Après plusieurs heures de tension, nous avons élaboré un plan : rester près de la rive, prêts à sauter dans les arbres si l’animal attaquait, tandis que les deux canoës gambiens serviraient de tampon.
Le « pays d’or »
Entre Kedougou et Mako, la région est surnommée le « pays d’or ». Des milliers de puits miniers parsèment les rives, témoignant d’une exploitation artisanale du quartz aurifère. Les travailleurs, éclairés par de faibles lampes, descendent chaque jour dans les galeries poussiéreuses, un travail épuisant sous le soleil du Sahel.
Mutinerie et survie
Après deux nuits, le jour de Noël, Abdou a annoncé qu’il ne pouvait plus continuer, menaçant de mutiner. Helen, en usant de son charisme, a rappelé que si une femme pouvait pagayer et affronter les hippopotames, ils devaient pouvoir le faire eux aussi. Convaincus, ils ont repris la route.
Nous avons partagé un repas improvisé de vin de palme, de nouilles et de viande mystérieuse apportée par un jeune garçon Bassari – une expérience qui, malgré son caractère incongru, a apaisé les tensions.
Vers l’océan Atlantique
En quittant les escarpements de grès, le fleuve s’élargit, les villages-jonc (tendas) se multiplient. Les pêcheurs sénégalais du Toucoleur déversaient leurs catfish, embaumant l’air d’une odeur forte. Au-delà du point Kemoto, le fleuve prenait l’aspect d’une mer agitée. Nos deux canoës, liés par des bambous pour former un catamaran, étaient menacés par des vagues qui risquaient de les briser.
Guidés par Abdou, nous avons pénétré les eaux profondes pour éviter les bancs boueux, tout en écoutant « Buena Vista Social Club » sur un iPad, un réconfort musical dans cette épreuve.
L’arrivée à Bonto et la traversée finale
Après une heure de pagaie, nous avons atteint le village de Bonto, où un pêcheur local nous a demandé d’avertir les forces paramilitaires présentes. Malgré nos lettres d’introduction du président gambien, il nous a laissé camper sur le quai. Il a expliqué que la zone était surveillée pour le trafic de drogue ; en 2009, un chargement de cocaïne d’une valeur de près d’un milliard de dollars y avait été intercepté.

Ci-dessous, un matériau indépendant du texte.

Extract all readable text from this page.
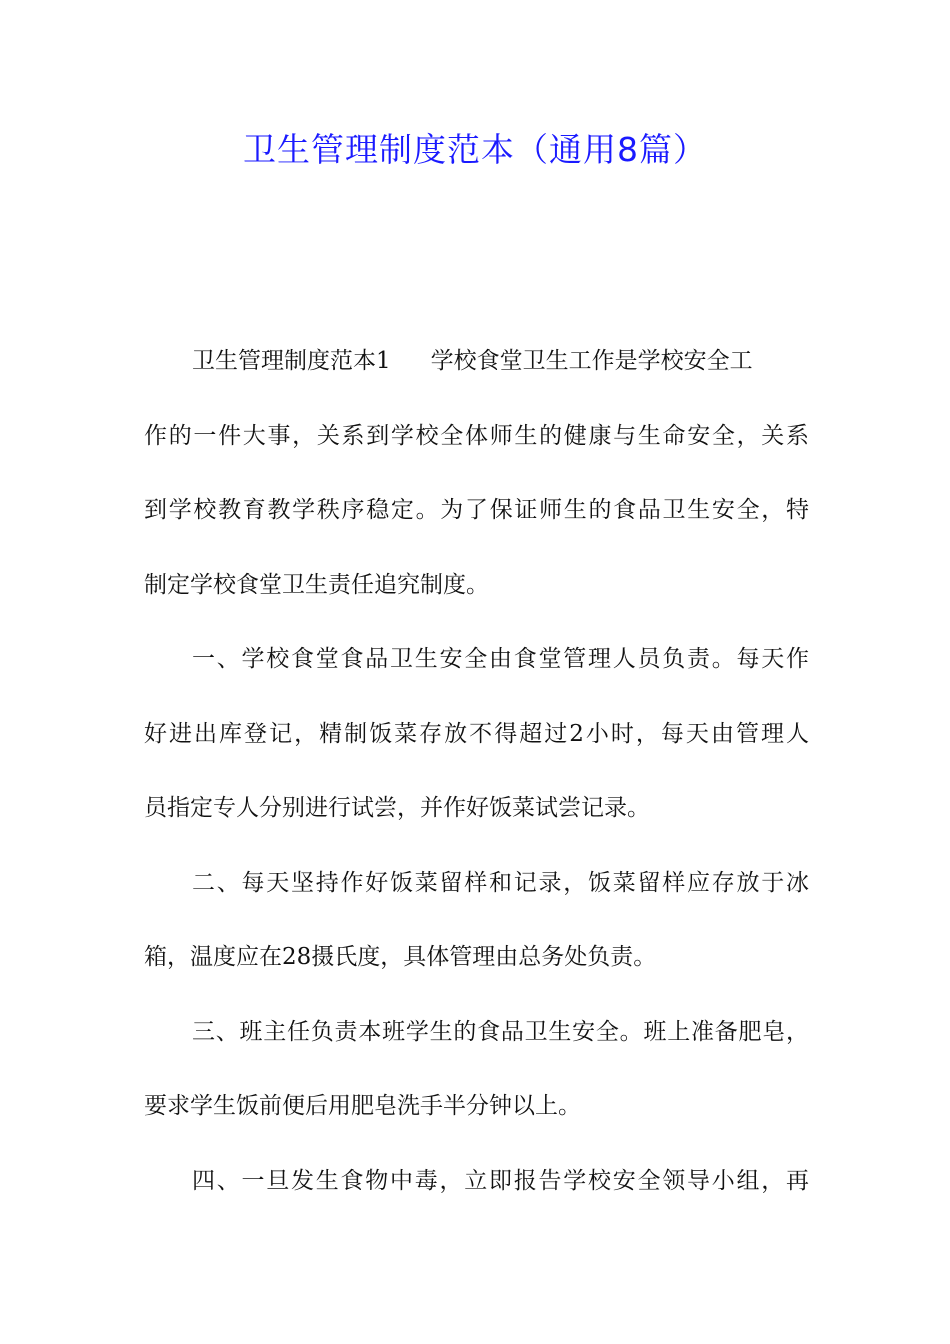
卫生管理制度范本（通用8篇）
卫生管理制度范本1 学校食堂卫生工作是学校安全工
作的一件大事，关系到学校全体师生的健康与生命安全，关系
到学校教育教学秩序稳定。为了保证师生的食品卫生安全，特
制定学校食堂卫生责任追究制度。
一、学校食堂食品卫生安全由食堂管理人员负责。每天作
好进出库登记，精制饭菜存放不得超过2小时，每天由管理人
员指定专人分别进行试尝，并作好饭菜试尝记录。
二、每天坚持作好饭菜留样和记录，饭菜留样应存放于冰
箱，温度应在28摄氏度，具体管理由总务处负责。
三、班主任负责本班学生的食品卫生安全。班上准备肥皂，
要求学生饭前便后用肥皂洗手半分钟以上。
四、一旦发生食物中毒，立即报告学校安全领导小组，再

Nous n’avons pas été accueillis par une foule ni par le président Yahya Jammeh, mais simplement par une jeune femme en robe de soirée qui a pris un selfie sur le quai. Sous le pont Denton, notre catamaran improvisé a frôlé un tuyau d’égout, faisant éclater les ballons décoratifs d’Helena.
Épilogue
Sur la plage, Terry, l’ex‑expatrié qui tenait le bar où nous avions débarqué, nous a salué avec humour, rappelant les histoires de Robinson Crusoé. Notre aventure, du berceau sacré aux rives atlantiques, restera gravée comme une traversée mêlant découvertes, dangers et camaraderie.